What's that trite adage about women and behavior? Oh, yeah. 'Well-behaved women rarely make history.'
The bark and bite is there musically, too, which might be the album's greatest weakness. Swift wants to a cause a ruckus, so her new music is raucous. Swift introduces a lot of auto-tune (a Kanye West staple) in the album, and some aggressive bass. If old Taylor was just a girl with a guitar, new Taylor is fifteen girls and a chorus of synthesizers. It's like the soundtrack for Stranger Things 2 is out for revenge. Actually, Stranger Things 2 had its gentle moments. The only moment of quiet Swift really gives us in reputation is on "New Year's Day," the final song, which feels like a nod toward the old Taylor. (New Year's Day is a day of resolution, right? Maybe Swift is resolving to start over again. Maybe that's her apology.)
In the introductory letter to Swift's album, the musician explains that she is neither good or bad — she, like all humans, is a "mosaic" of things good and bad.
"We are all a mixture of selfishness and generosity, loyalty and self-preservation, pragmatism and impulsiveness," she writes. She's no longer a role model, maybe, because role models are overrated anyway. No one is "just a girl." Life's stickier than that.
Publicly, at least, Swift seems to have left her protective (and illusory) Garden of Eden. However, as the Times highlighted earlier this week, Swift is in many ways the same 2006-era pop star on Tumblr. Writer Joe Coscarelli pointed out that Swift uses the platform to interact with her most obsessive fans to a degree that almost feels intimate. She champions them when they champion her, creating a Round Robin of Swiftie support.
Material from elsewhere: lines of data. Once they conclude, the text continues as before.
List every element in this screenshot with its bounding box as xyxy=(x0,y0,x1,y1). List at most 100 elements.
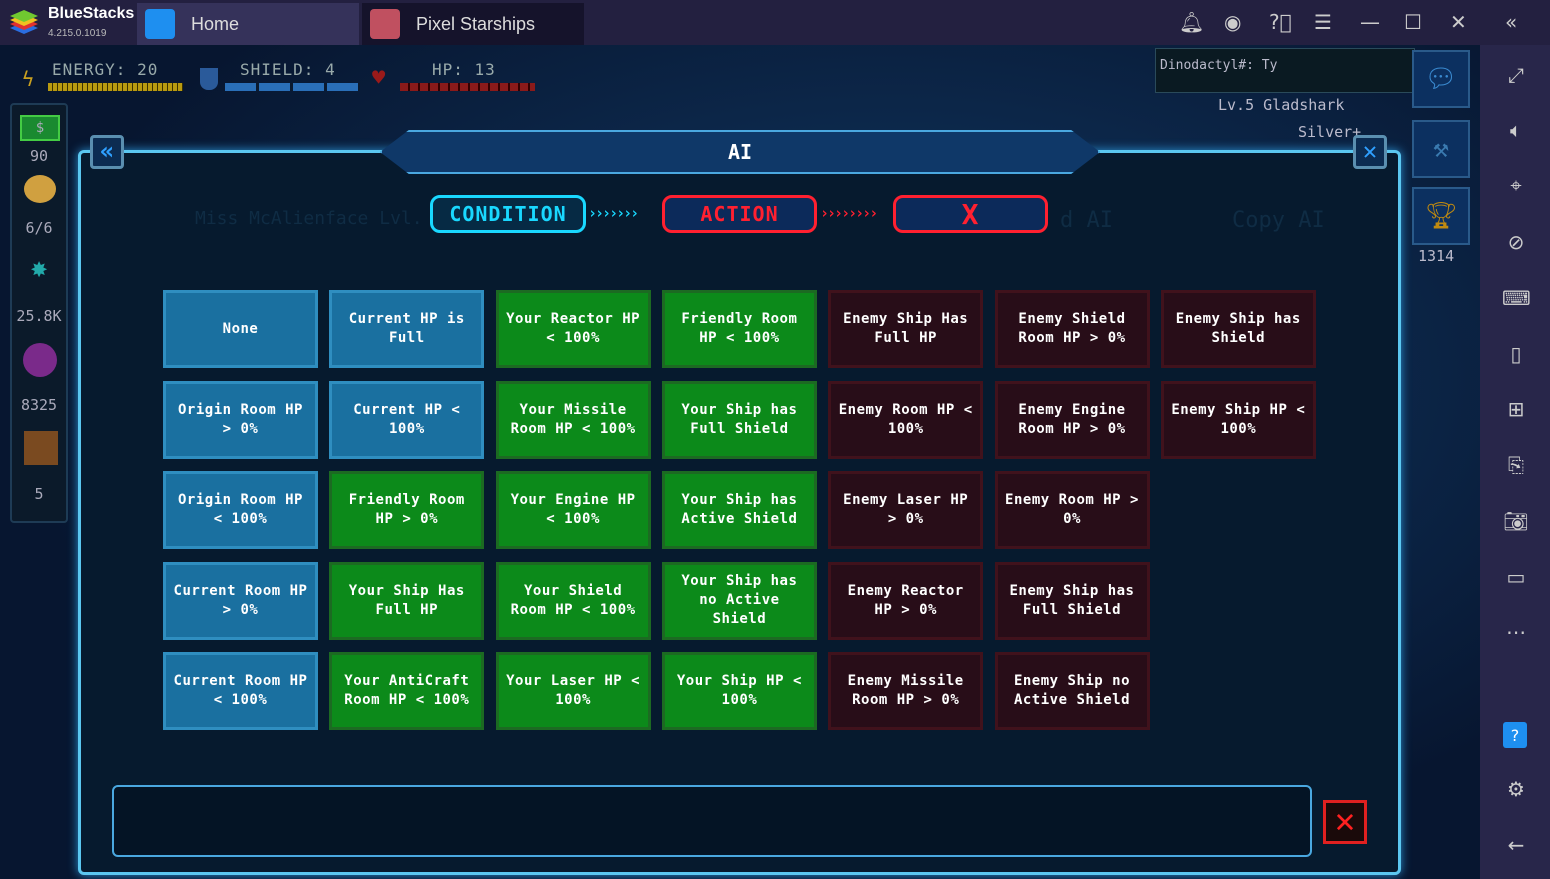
supply-value: 5 xyxy=(34,485,44,503)
menu-icon[interactable]: ☰ xyxy=(1314,10,1332,34)
arrows-icon: ›››››››› xyxy=(820,204,878,222)
collapse-sidebar-icon[interactable]: « xyxy=(1505,10,1517,34)
condition-option[interactable]: Enemy Ship Has Full HP xyxy=(828,290,984,368)
condition-option[interactable]: Current Room HP > 0% xyxy=(163,561,318,640)
app-name: BlueStacks xyxy=(48,5,135,22)
screenshot-icon[interactable]: 📷︎ xyxy=(1502,509,1530,537)
condition-option[interactable]: Your Ship Has Full HP xyxy=(329,561,485,640)
app-brand: BlueStacks 4.215.0.1019 xyxy=(48,5,134,41)
app-version: 4.215.0.1019 xyxy=(48,28,107,39)
condition-option[interactable]: Your Shield Room HP < 100% xyxy=(495,561,651,640)
condition-option[interactable]: Enemy Reactor HP > 0% xyxy=(828,561,984,640)
condition-option[interactable]: Your Laser HP < 100% xyxy=(495,652,651,730)
game-icon xyxy=(370,9,400,39)
account-icon[interactable]: ◉ xyxy=(1224,10,1241,34)
step-target[interactable]: X xyxy=(893,195,1048,233)
right-sidebar: ⤢ 🔈︎ ⌖ ⊘ ⌨ ▯ ⊞ ⎘ 📷︎ ▭ ⋯ ? ⚙ ← xyxy=(1480,45,1550,879)
hp-label: HP: 13 xyxy=(432,60,496,79)
help-icon[interactable]: ?⃝ xyxy=(1269,10,1292,34)
fullscreen-icon[interactable]: ⤢ xyxy=(1502,63,1530,91)
trophy-count: 1314 xyxy=(1418,247,1455,265)
background-ai-text: d AI xyxy=(1060,208,1113,233)
chat-button[interactable]: 💬︎ xyxy=(1412,50,1470,108)
shield-bar xyxy=(225,83,360,91)
help-button-icon[interactable]: ? xyxy=(1503,722,1527,748)
step-action[interactable]: ACTION xyxy=(662,195,817,233)
volume-icon[interactable]: 🔈︎ xyxy=(1502,118,1530,146)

Similarly, Swift held several advance listening sessions for reputation with her biggest fans. Reputation is an unapologetic album, perhaps because Swift surrounds herself with the people she would never need to apologise to.
Years after Kanye West stepped on stage at the 2009 VMAs, interrupting Swift's acceptance speech, Swift asked politely that she be left out of this still-ongoing "narrative." How demure of her. She just wanted to find a place in this world, you know? She didn't want to get involved, because getting involved meant being vulnerable to critique. It also meant having opinions, and being an agent, and doing things that couldn't be considered demure.
What's that trite adage about women and behaviour? Oh, yeah. "Well-behaved women rarely make history." Being a good role model can only go so far. New Taylor is here, and she's okay ruffling a few feathers. She's down to drink and have sex and swear, just so long as we don't forget about her.